As a writer or a director, your project can only benefit from your anticipating the same considerations your Editor will eventually be confronted with: Have you put the story in context and adequately conveyed the underlying mood? Have you left sufficient white space to allow your audience to think and feel? (I loved the concept of the "echo line" - reverberating from one scene and lingering into the next). Have you varied the length, intensity and mood of your scenes to achieve the right overall rhythm? Should you withhold, behold, tease or please? ;-)
Just as actors analyze scripts to determine where their character was before they came into the scene (so they can come on camera "in the moment"), Bays encourages his Readers to consider their characters' movement through geography to express each character's internal journey (without the pace lagging - unless you want it to!).
Writers usually have a very specific reason for why they chose to set a scene in a specific locale, but this book analyzes why a Director might creatively change some of those all critical locations, the time, weather, etc. (other than just budgetary or logistical constraints) - and encourages Writers to preconceive these creative juxtapositions. Most writers and directors are adept at using binary oppositions to achieve contrast but all too many forget (or don't have the patience) to stay that extra beat to capture critical character reactions. This book illustrates why all of these are so critical to multimedia storytelling.

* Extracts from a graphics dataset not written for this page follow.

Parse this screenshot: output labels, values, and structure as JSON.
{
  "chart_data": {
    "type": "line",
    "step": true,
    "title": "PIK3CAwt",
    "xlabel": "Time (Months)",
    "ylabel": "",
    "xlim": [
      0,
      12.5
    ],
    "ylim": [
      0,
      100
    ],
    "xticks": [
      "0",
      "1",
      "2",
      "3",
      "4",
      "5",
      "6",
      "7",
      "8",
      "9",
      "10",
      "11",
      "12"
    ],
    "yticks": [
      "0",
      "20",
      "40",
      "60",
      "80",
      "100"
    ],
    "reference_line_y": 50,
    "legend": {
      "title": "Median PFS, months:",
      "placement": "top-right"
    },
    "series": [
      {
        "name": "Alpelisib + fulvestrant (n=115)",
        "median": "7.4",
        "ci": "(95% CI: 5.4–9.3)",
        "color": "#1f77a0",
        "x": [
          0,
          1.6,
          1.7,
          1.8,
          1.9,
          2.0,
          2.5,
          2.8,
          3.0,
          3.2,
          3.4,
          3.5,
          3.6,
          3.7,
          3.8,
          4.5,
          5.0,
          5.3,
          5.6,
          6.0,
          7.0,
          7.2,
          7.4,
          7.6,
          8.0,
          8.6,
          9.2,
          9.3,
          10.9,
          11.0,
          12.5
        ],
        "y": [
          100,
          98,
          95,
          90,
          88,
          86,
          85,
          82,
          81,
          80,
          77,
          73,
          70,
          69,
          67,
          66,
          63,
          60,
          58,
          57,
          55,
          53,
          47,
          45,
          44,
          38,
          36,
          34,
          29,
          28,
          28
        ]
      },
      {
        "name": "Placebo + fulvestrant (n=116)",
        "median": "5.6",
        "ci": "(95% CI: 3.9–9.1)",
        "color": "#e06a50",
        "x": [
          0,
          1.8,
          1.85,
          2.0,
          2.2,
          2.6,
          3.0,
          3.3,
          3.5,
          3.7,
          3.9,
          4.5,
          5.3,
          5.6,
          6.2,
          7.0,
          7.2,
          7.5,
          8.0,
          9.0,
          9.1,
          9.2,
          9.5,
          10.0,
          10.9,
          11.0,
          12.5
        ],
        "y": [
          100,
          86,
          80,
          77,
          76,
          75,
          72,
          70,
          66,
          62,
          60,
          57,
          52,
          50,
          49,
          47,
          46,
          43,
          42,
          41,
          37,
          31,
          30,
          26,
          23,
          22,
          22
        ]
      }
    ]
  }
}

We've all heard that a film is created three times: once when it is written (the whole story world created by the screenwriter), then when it is shot (what the Actors but especially the Director bring to capture the essence of moments in the lens) then finally, when the Editor puzzles together the pieces of the best of what was shot. And (if you're lucky), a great producer can also contribute immeasurably during development). In his "Between the Scenes," Jeffrey Michael Bays gives all three key phase leaders a great deal to consider when plying their craft - be it for film or Televison, on the screen or even still on the script page - as to how to connect their audience with a new character, relieve or build tension - and ultimately: emotionally and intellectually engage their audience.